I stayed out of sight in the brush. After that enemy soldier left, we moved through the forest. As I slowly passed a pine tree, I saw an enemy waiting behind another pine a few feet away. He wore a black Russian uniform, dark overcoat, large boots, and black furry hat with ear flaps buttoned. He grabbed me by my overcoat, “You’re captured. Give me your canteen.” I reluctantly gave him my canteen and prepared for the worst.
“Splush” went the water as it drizzled down my neck and under my overcoat drenching my army green fatigue shirt, my trousers, and underclothes. I began shivering from a blast of cold wind. I wanted to tear him apart for his unprovoked sadism. He had captured me. Why do this to your own military in the name of training? He seemed to enjoy gratuitous sadism. He left me and went harassing and capturing others with the same treatment. Determined not to allow any of these bullies catch me again, I moved silently and slowly from tree to tree. Since I was a fast runner, I decided if another enemy appeared I would use my speed to avoid him.

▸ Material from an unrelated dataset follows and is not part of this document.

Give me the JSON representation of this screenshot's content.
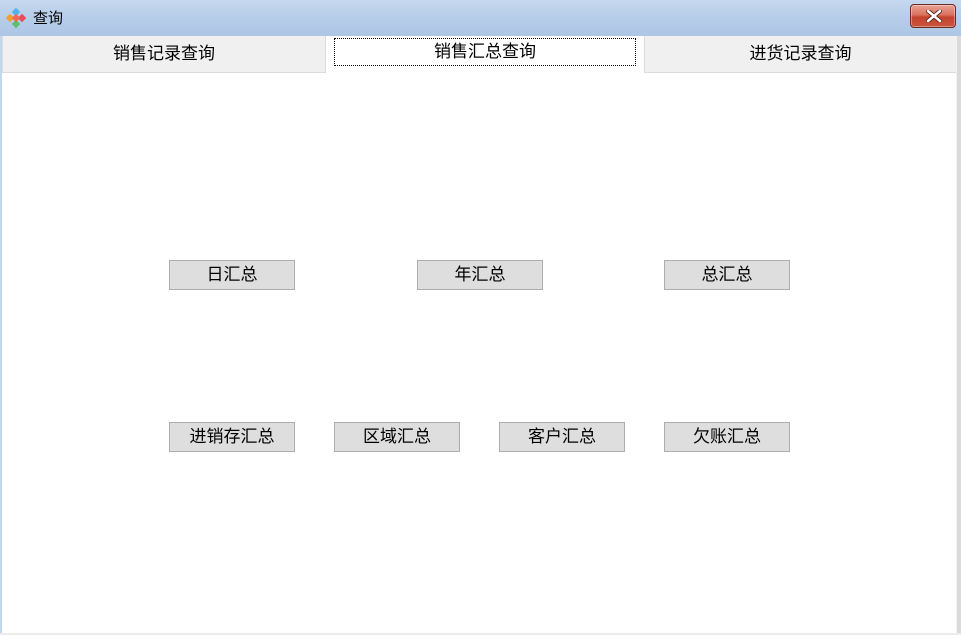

A few times some of us ran to get through an open portion of the forest so we could hide in trees, foliage, and shrubbery. Soon it got dark. Our group completed a few miles of progress toward a checkpoint each had to achieve by the next day. The cold started to increase as the night progressed. Feeling worn out from expending so much energy, I sweated profusely from running, dodging, and hiding from the enemy.
We met in small groups to form a circle around some tall pine trees. Each of us picked a tree to sleep under as the training course suggested. A large tree with lots of loose leaves around it seemed to provide protection from the elements and a primitive bed. I climbed in my sleeping bag, using my overcoat as a cover, and slept on my poncho. Shivering, I glanced up and saw over-hanging branches with snow on the ends. The closer I moved to the trunk, the more protection and warmth I found. After drinking from my canteen, having an energy bar, and chewing on some nuts, I fell asleep.
In the middle of the night, something awakened me causing me to pick up my sleeping bag and look around. I saw a pair of tiny eyes looking at me. A field mouse had crawled into my sleeping area. He chose a spot near my feet just outside my sleeping bag, under my overcoat. I felt he had as much right to the warmth as I did and allowed him to join me as I chuckled to myself. Who would ever believe I spent the night with a field mouse under a tree in a snowy Maine forest?
The next day we moved further along to our goal. As we progressed, the enemy loudly announced a capture when they caught another trainee. After awhile one of the Russians loudly proclaimed, “We are taking you Yankee pigs to a concentration camp as prisoners of war where you will rot.”
I remained silent hidden in the underbrush sweating, tired, and scratched from racing by trees with hanging branches and sharp twigs. Time seemed to slow down under such pressure. Hours later, I realized that eventually these brutal enemy soldiers would herd us like cattle into the camp. A loud siren wailed and a voice from a loud speaker informed us if they hadn’t captured us, to turn ourselves over to the guards at the concentration camp. Hungry, tired, and angry, I decided the camp provided an opportunity to show them I had what it took to survive and help my team.
I joined the other team members outside the concentration camp where the SERE instructors lectured us about the way anyone caught by an enemy should act to have a chance to survive in a war. The written materials contained a list of things to do and to avoid; such as acting violent—they would kill anyone who did, and it would cause harm to others. The enemy had weapons. As a prisoner of war (POW), each of us needed to use our knowledge to escape if we could, but while in captivity to keep together, protect each other, and stay healthy.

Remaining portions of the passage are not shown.